My question is: for $\mathbb{F}_p$ a finite field of prime order, is $Sp(2n,\mathbb{F}_p) = Sp(2n,\mathbb{Z})\otimes\mathbb F_p$, the reduction mod $p$ of $Sp(2n,\mathbb{Z})$?

• I'm not sure what you mean by your tensor product notation between a group and a field.
– YCor
Feb 11, 2016 at 18:08
• I mean reduction of the coefficients mod p. Fixed. Feb 11, 2016 at 18:09
• The problem was not so much the notation (which is fine), but the fact that you define $\operatorname{Sp}(2n,R)$ as a group, rather than an $R$-scheme.
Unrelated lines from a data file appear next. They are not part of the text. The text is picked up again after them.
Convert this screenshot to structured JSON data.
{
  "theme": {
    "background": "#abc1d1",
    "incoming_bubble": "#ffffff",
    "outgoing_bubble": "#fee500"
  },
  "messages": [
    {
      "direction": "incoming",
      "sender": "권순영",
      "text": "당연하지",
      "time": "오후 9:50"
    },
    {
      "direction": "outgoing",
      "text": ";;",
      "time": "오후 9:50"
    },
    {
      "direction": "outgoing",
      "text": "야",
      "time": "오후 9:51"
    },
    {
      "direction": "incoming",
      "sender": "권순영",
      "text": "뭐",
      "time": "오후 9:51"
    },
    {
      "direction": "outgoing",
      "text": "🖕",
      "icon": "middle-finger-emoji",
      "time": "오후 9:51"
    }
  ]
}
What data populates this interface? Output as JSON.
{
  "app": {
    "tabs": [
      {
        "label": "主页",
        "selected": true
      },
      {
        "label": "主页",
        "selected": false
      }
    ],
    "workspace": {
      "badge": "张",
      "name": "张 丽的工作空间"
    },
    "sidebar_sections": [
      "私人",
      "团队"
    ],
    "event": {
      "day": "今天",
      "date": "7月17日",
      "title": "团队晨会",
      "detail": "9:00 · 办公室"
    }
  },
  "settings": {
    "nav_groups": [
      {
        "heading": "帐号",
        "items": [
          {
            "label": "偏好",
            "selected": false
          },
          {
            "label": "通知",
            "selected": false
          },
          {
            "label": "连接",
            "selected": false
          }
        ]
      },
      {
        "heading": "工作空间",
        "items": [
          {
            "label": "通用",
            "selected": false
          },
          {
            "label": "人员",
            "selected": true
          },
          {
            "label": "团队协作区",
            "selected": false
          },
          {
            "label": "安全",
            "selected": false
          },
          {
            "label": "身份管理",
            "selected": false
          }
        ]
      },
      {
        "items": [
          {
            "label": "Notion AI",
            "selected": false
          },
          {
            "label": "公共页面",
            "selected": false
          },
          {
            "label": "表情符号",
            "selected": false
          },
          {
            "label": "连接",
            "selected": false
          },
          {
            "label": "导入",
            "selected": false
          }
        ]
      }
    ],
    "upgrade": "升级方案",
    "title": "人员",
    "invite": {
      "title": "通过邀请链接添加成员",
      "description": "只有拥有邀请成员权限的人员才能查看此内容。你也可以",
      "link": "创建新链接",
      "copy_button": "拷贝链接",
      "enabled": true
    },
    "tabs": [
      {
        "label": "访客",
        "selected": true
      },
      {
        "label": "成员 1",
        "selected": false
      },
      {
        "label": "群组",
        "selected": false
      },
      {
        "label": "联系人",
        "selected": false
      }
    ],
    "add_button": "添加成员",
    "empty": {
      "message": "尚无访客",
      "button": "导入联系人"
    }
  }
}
I'm sure this is what you meant, but it isn't what you're writing.
– R.P.
Feb 11, 2016 at 18:17
• @René: I see. And of course, the fact that it is a group does not matter for the question. Feb 11, 2016 at 18:20
• Are you asking whether ${\rm Sp}(2n, \mathbb{Z}) \to {\rm Sp}(2n, \mathbb{F}_p)$ is surjective? Feb 11, 2016 at 18:31

Yes: $$\operatorname{Sp}(2n, \mathbb F_p)$$ is generated by its root subgroups. Each root subgroup is cyclic, and generated by an element that lifts in an obvious way to $$\operatorname{Sp}(2n, \mathbb Z)$$.
More concretely, if I haven't messed up the calculations in your form (I'm used to a different one), then, writing $$E_{i j}$$ for the matrix that has a 1 in its $$(i, j)$$th entry and 0 elsewhere, we have that $$\operatorname{Sp}(2n, \mathbb F_p)$$ is generated by:
• $$\{1 + t(E_{i j} - E_{(j + n)(i + n)}) : t \in \mathbb F_p\}$$ (corresponding to the root $$e_i - e_j$$) for $$1 \le i < j \le n$$,
• $$\{1 + t(E_{i(j + n)} + E_{j(i + n)}) : t \in \mathbb F_p\}$$ (corresponding to the root $$e_i + e_j$$) for $$1 \le i \ne j \le n$$,
• $$\{1 + t E_{i(i + n)} : t \in \mathbb F_p\}$$ (corresponding to the root $$2e_i$$) for $$1 \le i \le n$$, and
The $$e_i - e_j$$ generators correspond to an elementary row operation in the upper left block, combined with its inverse transpose in the lower right block. The $$e_i + e_j$$ and $$2e_i$$ generators generate symmetric matrices in the upper right block.